Rabbit Fever Tularemia

What is Rabbit Fever?

Tularemia, also known as rabbit fever, is an infectious disease caused a bacterium called Francisella tularensis. It is often a disease in hunters, especially people who hunt rabbits or other wildlife that may harbour the bacteria. Outbreaks of the disease may occur.

How do you get Rabbit Fever?

The bacterium is typically spread by ticks, deer flies, contact with infected animals, by drinking contaminated water or breathing in contaminated dust. It is not spread directly between people. The bacteria can penetrate into the body through damaged skin, mucous membranes, and inhalation. Humans are most often infected by tick/deer fly bites.
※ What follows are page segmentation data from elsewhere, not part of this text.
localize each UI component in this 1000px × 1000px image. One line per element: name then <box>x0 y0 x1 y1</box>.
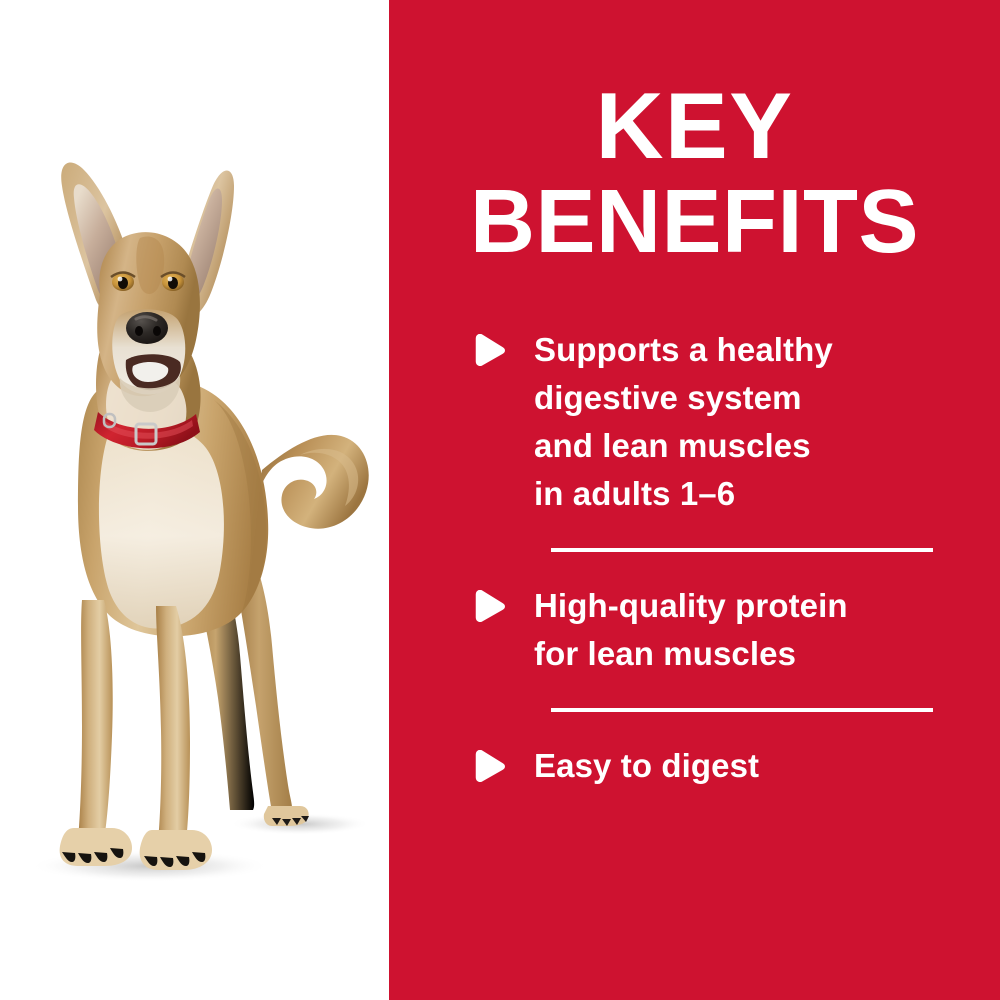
dog-eye-right-glint <box>168 277 173 282</box>
page-title: KEY BENEFITS <box>389 78 1000 270</box>
benefit-text-1: Supports a healthy digestive system and … <box>534 326 833 518</box>
benefit-text-2: High-quality protein for lean muscles <box>534 582 848 678</box>
benefit-divider-2 <box>551 708 933 712</box>
benefit-item-3: Easy to digest <box>389 742 1000 790</box>
benefit-divider-1 <box>551 548 933 552</box>
benefits-list: Supports a healthy digestive system and … <box>389 326 1000 790</box>
title-line-benefits: BENEFITS <box>389 174 1000 270</box>
benefits-pane: KEY BENEFITS Supports a healthy digestiv… <box>389 0 1000 1000</box>
dog-photo <box>0 0 389 1000</box>
play-triangle-icon <box>472 590 506 622</box>
benefit-item-1: Supports a healthy digestive system and … <box>389 326 1000 518</box>
title-line-key: KEY <box>389 78 1000 174</box>
dog-front-leg-left <box>78 600 113 840</box>
benefit-item-2: High-quality protein for lean muscles <box>389 582 1000 678</box>
dog-chest-belly <box>99 424 224 629</box>
play-triangle-icon <box>472 334 506 366</box>
dog-eye-left-glint <box>118 277 123 282</box>
dog-front-leg-right <box>156 606 190 842</box>
dog-nostril-right <box>153 326 161 336</box>
dog-photo-pane <box>0 0 389 1000</box>
play-triangle-icon <box>472 750 506 782</box>
dog-nostril-left <box>135 326 143 336</box>
benefit-text-3: Easy to digest <box>534 742 759 790</box>
key-benefits-panel: KEY BENEFITS Supports a healthy digestiv… <box>0 0 1000 1000</box>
Susceptibility and Resistance

Susceptibility is universal. Hunters, game wardens, trappers, and campers are particularly susceptible. Animals that are known to have transmitted tularemia include rabbits (most common), foxes, squirrels, skunks, muskrats, beavers, voles, and even fish.

Incubation Period

The incubation period for Rabbit Fever is 1-14 days.

What are the Symptoms?

Symptoms depend on the site of infection. There are 6 characteristic clinical versions of this disease. Ulceroglandular (swollen lymph nodes with overlying skin ulcers) is the most common type representing 75% of all forms. Other types include glandular (swollen lymph nodes), oropharyngeal (mouth and larynx), pneumonic, oculoglandular (eye inflammation with swollen lymph nodes), and typhoidal (gastrointestinal). Typical symptoms include abrupt onset of fever, headache, chills and rigours, myalgia (muscle aches especially the low back), coryza (red eyes), and sore throat. Symptoms may also include skin ulcers and enlarged lymph nodes.

Preventative Measures

There are no safe, available, approved vaccines against tularemia. Preventive measures include using insect repellent, wearing long pants, rapid removing ticks, and not disturbing dead animals. Hunters should use face masks when skinning animals that may be infected.


Treatment includes antibiotics such as streptomycin or gentamicin. Doxycycline has also been used.


Where Does It Commonly Occur?

Tularemia is ubiquitous in the northern hemisphere, including the United States, Europe, Russia and the former republics of the USSR, Japan, and Spain.